К вечеру ему дали ржавый немецкий карабин, а ночью он уже участвовал в перестрелке с жандармами на Рогачской заставе. Когда над его головой летели пули, ему казалось, что это мяукают котята, спрятавшиеся в густой траве. Не сознавая опасности, которая ему угрожала, он ничего не боялся… Потом начались тяжелые бои с немцами, он дрался с четниками, отбивал атаки усташей и итальянцев, ходил в атаку против любых родов войск, прошел все семь вражеских наступлений, а сейчас возвращался в родные места, где начинался его жизненный путь. Космаец долго стоял на краю канавы, широко расставив ноги, узловатыми руками сжимал ствол переброшенного через плечо автомата, так держит топор крестьянин, стоя на опушке леска, ища взглядом дерево, которое надо срубить. И он тоже искал взглядом фашистов, с которыми надо было расправиться и которых еще не было видно на горизонте.

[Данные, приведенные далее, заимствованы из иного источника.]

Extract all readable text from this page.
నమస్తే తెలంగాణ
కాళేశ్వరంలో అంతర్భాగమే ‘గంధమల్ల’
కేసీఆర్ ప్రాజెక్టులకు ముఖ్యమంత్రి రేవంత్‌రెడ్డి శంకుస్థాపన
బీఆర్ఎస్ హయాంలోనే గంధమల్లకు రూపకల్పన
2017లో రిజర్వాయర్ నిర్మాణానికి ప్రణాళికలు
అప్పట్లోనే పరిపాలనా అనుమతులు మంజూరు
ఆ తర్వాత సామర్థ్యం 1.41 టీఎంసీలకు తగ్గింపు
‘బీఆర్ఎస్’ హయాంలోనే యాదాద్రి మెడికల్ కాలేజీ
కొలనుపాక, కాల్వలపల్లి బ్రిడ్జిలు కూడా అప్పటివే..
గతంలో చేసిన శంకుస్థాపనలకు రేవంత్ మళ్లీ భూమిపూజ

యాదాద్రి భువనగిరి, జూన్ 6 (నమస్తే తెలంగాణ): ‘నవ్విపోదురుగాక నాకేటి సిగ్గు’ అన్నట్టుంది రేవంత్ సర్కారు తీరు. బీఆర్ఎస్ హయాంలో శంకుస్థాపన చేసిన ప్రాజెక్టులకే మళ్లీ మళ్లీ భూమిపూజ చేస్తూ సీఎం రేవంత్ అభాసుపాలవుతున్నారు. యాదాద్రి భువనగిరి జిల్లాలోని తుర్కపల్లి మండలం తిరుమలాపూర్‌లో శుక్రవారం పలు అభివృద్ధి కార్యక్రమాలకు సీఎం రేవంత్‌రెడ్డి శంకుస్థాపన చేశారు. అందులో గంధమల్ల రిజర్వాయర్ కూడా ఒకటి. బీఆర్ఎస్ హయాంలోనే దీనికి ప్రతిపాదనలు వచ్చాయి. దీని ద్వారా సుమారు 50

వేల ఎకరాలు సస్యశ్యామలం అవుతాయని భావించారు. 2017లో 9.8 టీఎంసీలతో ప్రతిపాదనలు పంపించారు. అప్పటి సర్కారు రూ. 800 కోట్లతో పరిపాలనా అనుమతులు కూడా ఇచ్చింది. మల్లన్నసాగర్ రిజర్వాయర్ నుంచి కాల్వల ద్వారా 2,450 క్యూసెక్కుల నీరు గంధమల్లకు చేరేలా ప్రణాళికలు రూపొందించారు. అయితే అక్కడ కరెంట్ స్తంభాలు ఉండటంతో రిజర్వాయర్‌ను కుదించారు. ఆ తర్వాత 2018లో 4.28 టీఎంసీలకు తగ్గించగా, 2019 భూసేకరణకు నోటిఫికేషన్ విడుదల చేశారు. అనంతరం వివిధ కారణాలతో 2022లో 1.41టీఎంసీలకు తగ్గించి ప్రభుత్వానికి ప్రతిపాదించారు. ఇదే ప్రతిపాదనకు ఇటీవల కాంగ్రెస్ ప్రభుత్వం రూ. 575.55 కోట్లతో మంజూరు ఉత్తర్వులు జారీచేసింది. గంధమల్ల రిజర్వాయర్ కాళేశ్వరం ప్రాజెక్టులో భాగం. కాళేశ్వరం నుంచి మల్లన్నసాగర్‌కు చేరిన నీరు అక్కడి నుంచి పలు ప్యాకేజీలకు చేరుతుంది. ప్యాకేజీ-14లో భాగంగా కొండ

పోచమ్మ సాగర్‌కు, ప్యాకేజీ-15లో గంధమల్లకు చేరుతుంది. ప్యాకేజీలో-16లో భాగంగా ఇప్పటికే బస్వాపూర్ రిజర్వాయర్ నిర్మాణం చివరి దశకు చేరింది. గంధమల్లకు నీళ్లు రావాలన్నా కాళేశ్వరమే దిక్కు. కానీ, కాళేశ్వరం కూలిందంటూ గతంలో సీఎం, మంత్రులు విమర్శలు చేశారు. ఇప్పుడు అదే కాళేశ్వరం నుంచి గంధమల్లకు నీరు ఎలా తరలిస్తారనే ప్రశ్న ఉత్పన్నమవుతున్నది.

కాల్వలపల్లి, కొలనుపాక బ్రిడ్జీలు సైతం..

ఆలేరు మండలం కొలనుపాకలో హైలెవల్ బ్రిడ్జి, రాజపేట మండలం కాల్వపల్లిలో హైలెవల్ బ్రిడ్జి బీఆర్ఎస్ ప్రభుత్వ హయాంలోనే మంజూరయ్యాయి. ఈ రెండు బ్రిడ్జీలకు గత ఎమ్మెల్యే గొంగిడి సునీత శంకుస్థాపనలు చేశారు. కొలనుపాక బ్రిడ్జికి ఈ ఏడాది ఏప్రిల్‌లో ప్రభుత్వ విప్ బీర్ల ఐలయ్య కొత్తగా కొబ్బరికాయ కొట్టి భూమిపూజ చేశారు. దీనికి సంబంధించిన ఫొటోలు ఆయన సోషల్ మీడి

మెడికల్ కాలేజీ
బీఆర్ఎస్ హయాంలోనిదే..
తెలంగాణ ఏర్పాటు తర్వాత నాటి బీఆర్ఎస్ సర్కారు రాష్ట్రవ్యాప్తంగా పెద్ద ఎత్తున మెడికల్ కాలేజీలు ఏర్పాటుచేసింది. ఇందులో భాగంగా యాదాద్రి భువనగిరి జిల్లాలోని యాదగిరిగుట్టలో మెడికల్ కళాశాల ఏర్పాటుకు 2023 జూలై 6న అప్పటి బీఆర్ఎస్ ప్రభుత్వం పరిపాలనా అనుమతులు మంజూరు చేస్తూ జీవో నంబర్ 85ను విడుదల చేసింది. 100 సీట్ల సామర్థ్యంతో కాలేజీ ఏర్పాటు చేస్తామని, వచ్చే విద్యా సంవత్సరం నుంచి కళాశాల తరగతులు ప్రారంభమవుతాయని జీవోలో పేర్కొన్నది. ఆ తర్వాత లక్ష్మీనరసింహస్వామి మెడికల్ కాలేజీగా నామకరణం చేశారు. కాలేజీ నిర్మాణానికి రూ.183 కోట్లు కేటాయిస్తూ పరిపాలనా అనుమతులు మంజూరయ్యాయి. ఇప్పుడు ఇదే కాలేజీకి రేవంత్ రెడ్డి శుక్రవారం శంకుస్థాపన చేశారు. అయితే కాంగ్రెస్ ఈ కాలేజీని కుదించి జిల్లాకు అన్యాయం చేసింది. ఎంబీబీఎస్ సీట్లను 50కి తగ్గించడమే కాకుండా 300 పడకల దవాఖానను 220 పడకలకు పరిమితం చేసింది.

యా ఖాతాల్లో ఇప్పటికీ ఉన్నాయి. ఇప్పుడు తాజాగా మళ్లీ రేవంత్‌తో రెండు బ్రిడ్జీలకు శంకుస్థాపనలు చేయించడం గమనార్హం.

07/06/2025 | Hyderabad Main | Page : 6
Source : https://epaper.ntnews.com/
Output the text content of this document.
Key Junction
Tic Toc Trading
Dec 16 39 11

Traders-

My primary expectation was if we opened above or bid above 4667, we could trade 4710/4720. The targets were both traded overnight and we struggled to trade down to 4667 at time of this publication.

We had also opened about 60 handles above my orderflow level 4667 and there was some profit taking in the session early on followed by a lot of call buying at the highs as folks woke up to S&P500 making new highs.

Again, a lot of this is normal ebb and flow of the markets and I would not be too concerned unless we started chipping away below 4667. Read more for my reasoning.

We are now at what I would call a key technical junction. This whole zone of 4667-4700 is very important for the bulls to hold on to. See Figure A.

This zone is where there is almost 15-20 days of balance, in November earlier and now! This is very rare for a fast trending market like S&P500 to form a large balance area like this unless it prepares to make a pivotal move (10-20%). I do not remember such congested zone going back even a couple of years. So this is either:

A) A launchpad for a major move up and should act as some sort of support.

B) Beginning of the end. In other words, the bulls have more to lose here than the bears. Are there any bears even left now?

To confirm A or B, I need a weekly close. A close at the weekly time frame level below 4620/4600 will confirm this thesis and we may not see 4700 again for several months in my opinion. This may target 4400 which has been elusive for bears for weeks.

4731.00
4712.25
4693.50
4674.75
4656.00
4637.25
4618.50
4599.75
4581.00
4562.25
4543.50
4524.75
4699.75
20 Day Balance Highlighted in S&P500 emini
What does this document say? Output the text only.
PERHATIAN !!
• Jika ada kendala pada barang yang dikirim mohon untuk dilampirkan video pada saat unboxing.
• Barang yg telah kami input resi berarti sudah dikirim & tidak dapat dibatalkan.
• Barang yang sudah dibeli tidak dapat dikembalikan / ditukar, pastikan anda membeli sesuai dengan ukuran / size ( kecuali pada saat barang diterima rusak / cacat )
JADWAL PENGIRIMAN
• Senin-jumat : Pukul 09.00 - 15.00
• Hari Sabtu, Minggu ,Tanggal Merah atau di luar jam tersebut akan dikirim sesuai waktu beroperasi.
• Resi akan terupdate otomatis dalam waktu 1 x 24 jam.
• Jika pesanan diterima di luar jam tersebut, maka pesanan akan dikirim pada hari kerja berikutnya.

Солнце уже высоко поднялось над изломанными горами, светило ярко, но грело как-то слабо, только от белой потрескавшейся земли, на которой лежали бойцы, шло тепло. Они уже потеряли надежду на бой и дремали. В стороне от дороги, прислонившись спиной к толстому стволу акации, сидела Катица. Как любая девушка в ее годы, она боялась потерять зря время и поэтому любую свободную минуту использовала для вязания. Она очень любила это занятие. Всегда аккуратно одетая, затянутая в узкие голубоватые брюки, в начищенных сапогах, на одном из них не было шпоры, она, вероятно, была потеряна где-то в бою или в дороге. Сейчас ясное лицо девушки светилось нескрываемой радостью от встречи с Космайцем. В последние дни их боевая жизнь была так переполнена событиями, что не хватало времени поговорить по душам.

— Что это ты такой невеселый? — спросила Космайца Катица, когда он сел рядом. — Уж не действует ли на тебя осень?

— Какая там осень! Я по тебе соскучился.

Катица засмеялась, не поднимая глаз от вязания.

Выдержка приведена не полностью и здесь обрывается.